La Fundación Mapfre de Barcelone ouvre une saison d'expositions exceptionnelles avec la rétrospective Walker Evans, présentant plus de deux cents images du grand photographe chroniqueur qui a consacré des décennies à saisir l'âme des États-Unis. Figure majeure du photojournalisme américain durant la Grande Dépression, il a documenté la vie des agriculteurs et des ouvriers à travers des images directes et authentiques.
Il a également photographié l'architecture et les affiches de Nouvelle-Angleterre, s'intéressant à la vie quotidienne et à l'ordinaire. Son œuvre a inauguré une nouvelle manière de raconter la réalité par la photographie.
Walker Evans (Saint-Louis, Missouri, 1903-New Haven, 1975) a voyagé dans de grandes villes comme New York et Chicago, mais il était convaincu que l'âme véritable des États-Unis résidait dans les petites villes qu'il a tant parcourues. Par des compositions à la fois soignées et naturelles, Evans dépeint la lucidité du quotidien, les paysages urbains et ruraux, et les visages anonymes d'un pays en pleine mutation, vers lequel il s'est tourné en quête de son essence.

Walker Evans, Voiture garée, rue principale d'une petite ville, 1932, Collection privée, San Francisco.
La Fundación Mapfre présente plus de deux cents images dans l'exposition Now and Then, sous le commissariat de David Campany, dans son centre KBr à Barcelone jusqu'au 24 mai. Selon Carlos Gollonet, conservateur en chef de la photographie de la fondation, il s'agit d'une exposition historique du « photographe le plus influent du XXe siècle, qui a ouvert de nouvelles voies en combinant les médiums documentaires et artistiques ».

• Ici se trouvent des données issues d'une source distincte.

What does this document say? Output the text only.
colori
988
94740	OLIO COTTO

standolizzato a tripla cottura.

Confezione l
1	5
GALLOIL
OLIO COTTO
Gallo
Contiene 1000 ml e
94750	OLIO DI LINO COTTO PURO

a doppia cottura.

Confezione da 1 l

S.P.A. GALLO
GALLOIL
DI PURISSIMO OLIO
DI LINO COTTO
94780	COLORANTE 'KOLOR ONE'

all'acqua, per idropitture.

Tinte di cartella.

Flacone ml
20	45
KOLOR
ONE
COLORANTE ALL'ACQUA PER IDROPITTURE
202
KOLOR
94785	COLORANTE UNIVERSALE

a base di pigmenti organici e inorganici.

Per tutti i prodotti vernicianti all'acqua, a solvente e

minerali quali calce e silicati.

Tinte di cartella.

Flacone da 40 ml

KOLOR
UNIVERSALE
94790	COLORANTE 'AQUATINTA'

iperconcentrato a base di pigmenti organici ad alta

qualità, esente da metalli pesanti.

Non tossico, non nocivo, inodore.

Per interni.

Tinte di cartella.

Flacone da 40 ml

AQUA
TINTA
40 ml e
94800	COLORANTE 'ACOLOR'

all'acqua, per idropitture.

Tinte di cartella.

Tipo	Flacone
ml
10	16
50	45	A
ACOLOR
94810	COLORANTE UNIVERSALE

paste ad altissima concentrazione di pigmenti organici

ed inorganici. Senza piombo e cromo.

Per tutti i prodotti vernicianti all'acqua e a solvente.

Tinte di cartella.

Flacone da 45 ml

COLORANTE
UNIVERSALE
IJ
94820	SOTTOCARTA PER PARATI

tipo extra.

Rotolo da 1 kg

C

Organisée selon un parcours thématique plutôt que chronologique, l'exposition, divisée en douze sections, couvre la période allant du milieu des années 1920 à l'incursion inattendue et méconnue d'Evans dans la photographie couleur avec les appareils Polaroid dans les années 1970. Parmi les 231 images présentées, toutes des copies d'époque, figurent certaines des œuvres les plus célèbres du photographe.
On retrouve également ses photographies inimitables et largement reconnues d'affiches publicitaires et commerciales, d'enseignes peintes à la main, de graffitis, de clôtures, de panneaux ou de vitrines qui préfigurent le pop art, et surtout de gens ordinaires. Ce sont des images qui offrent un regard neuf sur le quotidien et la vie des anonymes.

Walker Evans, Salon de Virginie-Occidentale, 1935, Collection privée, San Francisco.
« Il pratiquait la photographie documentaire avec tous types d'appareils et de formats, y compris le Polaroid, pour son lien immédiat avec le quotidien. Sa technique pouvait être très sophistiquée, mais il ne souhaitait pas qu'elle interfère avec la vie des gens ni qu'elle les impressionne. Il ne concevait pas la photographie comme un art distinct de la culture populaire, mais comme un moyen d'y entrer en contact », souligne Campany. Il ajoute qu'Evans est le photographe de son époque qui résonne le mieux avec le présent, « le plus pertinent aujourd'hui », et qui attire les nouvelles générations.